SEAH Kian Peng remembers a childhood of sleeping on thin mattresses on the living room floor
, borrowing money from relatives when “sums didn’t add up”, and not wasting even a single grain of rice during mealtimes.
Even now, the son of a printing-firm line worker and part-time seamstress keeps a record of every cent he spends and cannot stand wasted food.
“It’s been ingrained in me. Everything is precious, everything is hard-earned,” said the FairPrice chief executive and Marine Parade GRC MP.
That is why, he said, his job at the supermarket chain – set up in 1973 by the labour movement to provide essentials at low prices – means so much to him.
But the 52-year-old said that the task of keeping high food prices at bay has become more challenging now in the face of rising costs and manpower shortages.
Rentals for the brand’s 282 stores across the island get jacked up with each three-year contract renewal, sometimes by as much as 40 per cent, and the group is short by about 900 staff – 10 per cent of the 9,000 it hires.
Still, it is sticking to its pro-Singaporean hiring policy: 80 per cent of its staff are Singaporean.
To manage costs, the chain is looking elsewhere – to technology and expansion to reap economies of scale and keep per-unit costs low.
By year end, FairPrice will open a new distribution centre in Benoi Road, equipped with the latest technology like the Caddy Pick system, which moves 10,000 cartons an hour – 25 per cent faster than the current system.
Self-checkout counters are available at 14 stores. They will be rolled out to 10 more by year end.
The next frontier? On trial is a new payment system – widely used in Europe – which allows shoppers to scan items as they browse the supermarket aisles.
But FairPrice has to continue enlarging its footprint, said Mr Seah.
Since the Colombo Plan scholar joined FairPrice in 2001, the cooperative has gone on an expansion blitz. It now has 282 outlets – from sprawling hypermarkets to convenience stores at petrol stations – up from 232 five years ago. It will open five more supermarkets and about 20 convenience stores by year end.
Last year, the group’s annual turnover crossed the $3 billion mark for the first time – up from $2 billion five years ago. It took 26 years – from 1973 to 1999 – to make the $1 billion mark, then nine more years to hit $2 billion.
“I thought the market was already saturated in 2001, and I thought it was saturated five years ago. But it’s not,” he said.
“The population has grown, there are new estates and more people are turning away from wet markets and going to supermarkets. And people seem to be cooking more.”
The secret, he said, is customisation. The chain has many different formats, adaptable to almost every location, and stores open longer hours, depending on the demographics of the population in the area.
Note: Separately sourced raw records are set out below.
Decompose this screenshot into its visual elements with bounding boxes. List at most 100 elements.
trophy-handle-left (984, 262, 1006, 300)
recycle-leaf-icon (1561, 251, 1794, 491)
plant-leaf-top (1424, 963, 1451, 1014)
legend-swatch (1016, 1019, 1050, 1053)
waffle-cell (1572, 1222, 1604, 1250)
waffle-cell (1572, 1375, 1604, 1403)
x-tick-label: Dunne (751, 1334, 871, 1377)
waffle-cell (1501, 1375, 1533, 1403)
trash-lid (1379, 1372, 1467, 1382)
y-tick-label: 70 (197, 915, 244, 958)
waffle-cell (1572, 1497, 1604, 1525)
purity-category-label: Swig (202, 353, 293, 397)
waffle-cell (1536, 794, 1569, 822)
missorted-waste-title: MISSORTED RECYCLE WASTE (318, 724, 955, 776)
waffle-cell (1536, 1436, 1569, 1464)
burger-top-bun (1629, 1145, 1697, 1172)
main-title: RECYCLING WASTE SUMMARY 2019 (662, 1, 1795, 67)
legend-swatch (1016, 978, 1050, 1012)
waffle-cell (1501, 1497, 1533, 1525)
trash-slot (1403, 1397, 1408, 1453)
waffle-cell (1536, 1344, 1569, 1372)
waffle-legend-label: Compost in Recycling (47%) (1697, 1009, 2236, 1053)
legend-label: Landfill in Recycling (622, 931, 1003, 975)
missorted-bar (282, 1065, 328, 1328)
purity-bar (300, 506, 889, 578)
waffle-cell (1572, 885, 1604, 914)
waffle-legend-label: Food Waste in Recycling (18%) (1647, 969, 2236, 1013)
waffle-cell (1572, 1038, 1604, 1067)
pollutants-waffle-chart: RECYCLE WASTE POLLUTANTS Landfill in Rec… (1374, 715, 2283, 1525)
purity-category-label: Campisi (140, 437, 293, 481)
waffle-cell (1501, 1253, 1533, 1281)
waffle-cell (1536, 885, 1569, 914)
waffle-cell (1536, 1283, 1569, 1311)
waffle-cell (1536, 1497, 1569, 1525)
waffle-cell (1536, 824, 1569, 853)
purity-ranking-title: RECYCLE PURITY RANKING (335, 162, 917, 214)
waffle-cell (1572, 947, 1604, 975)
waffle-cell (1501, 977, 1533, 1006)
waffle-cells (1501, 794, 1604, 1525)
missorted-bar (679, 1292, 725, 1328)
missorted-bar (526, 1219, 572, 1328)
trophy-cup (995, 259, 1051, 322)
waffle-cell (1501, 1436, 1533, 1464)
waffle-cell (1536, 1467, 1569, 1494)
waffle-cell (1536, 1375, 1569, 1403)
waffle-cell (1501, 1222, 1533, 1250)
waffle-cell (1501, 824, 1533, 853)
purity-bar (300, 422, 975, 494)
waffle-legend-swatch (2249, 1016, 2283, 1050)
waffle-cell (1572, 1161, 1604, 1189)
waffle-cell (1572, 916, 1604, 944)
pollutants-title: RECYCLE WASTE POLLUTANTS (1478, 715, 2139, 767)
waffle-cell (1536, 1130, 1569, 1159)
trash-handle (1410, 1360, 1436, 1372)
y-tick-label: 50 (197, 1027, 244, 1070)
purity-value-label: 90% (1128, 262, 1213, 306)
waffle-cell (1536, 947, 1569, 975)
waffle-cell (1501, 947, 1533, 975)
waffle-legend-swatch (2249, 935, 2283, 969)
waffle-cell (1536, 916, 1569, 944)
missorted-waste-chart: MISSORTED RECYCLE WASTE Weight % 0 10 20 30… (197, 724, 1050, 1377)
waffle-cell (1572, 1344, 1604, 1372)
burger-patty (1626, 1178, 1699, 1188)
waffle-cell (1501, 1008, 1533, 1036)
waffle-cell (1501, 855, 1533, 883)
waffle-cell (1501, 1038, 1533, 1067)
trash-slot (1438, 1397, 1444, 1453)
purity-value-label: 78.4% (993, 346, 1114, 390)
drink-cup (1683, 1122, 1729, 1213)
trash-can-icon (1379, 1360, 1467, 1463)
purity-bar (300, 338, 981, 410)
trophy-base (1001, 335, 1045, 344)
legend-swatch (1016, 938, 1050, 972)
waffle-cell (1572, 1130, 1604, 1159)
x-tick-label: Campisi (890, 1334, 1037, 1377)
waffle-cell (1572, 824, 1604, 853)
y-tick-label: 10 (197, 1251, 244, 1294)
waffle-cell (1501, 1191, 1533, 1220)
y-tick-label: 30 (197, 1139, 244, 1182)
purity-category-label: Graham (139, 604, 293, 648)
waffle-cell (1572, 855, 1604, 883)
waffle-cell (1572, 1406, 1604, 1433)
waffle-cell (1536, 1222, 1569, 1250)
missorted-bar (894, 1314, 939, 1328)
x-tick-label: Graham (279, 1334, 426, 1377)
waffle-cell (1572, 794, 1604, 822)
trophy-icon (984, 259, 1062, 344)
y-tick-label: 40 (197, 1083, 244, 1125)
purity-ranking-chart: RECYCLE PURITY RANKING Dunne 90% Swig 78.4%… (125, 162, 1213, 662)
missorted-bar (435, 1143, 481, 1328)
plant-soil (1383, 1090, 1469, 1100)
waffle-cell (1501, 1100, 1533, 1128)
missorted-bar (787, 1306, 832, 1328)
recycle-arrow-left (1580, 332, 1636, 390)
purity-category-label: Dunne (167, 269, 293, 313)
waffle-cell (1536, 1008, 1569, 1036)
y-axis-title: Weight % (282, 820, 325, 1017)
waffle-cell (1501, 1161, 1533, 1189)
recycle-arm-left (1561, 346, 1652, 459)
Now, 50 of its stores open round the clock.
The group will also be launching warehouse retailing by year end, modelled after Costco in the United States – a membership-only warehouse club which sells a smaller range of products, usually bulk-packaged, at unusually low prices.
Expansion and innovation are critical to survival, he added, pointing to Carrefour, which threw in the towel in 2012.
“In 10 years, it opened only two stores,” he said. “Without market share, you can’t operate efficiently.”
Mr Seah also debunked the notion that FairPrice gets it easier than other chains.
“For every new site we win, we lose two,” he said, adding that the co-op also gives up to 10 per cent of net profit to causes such as discounts for seniors and used textbooks to students from low-income families.
“We do well, so we can do good. And to see the faces of those that we help light up, that’s something money can’t buy,” he said.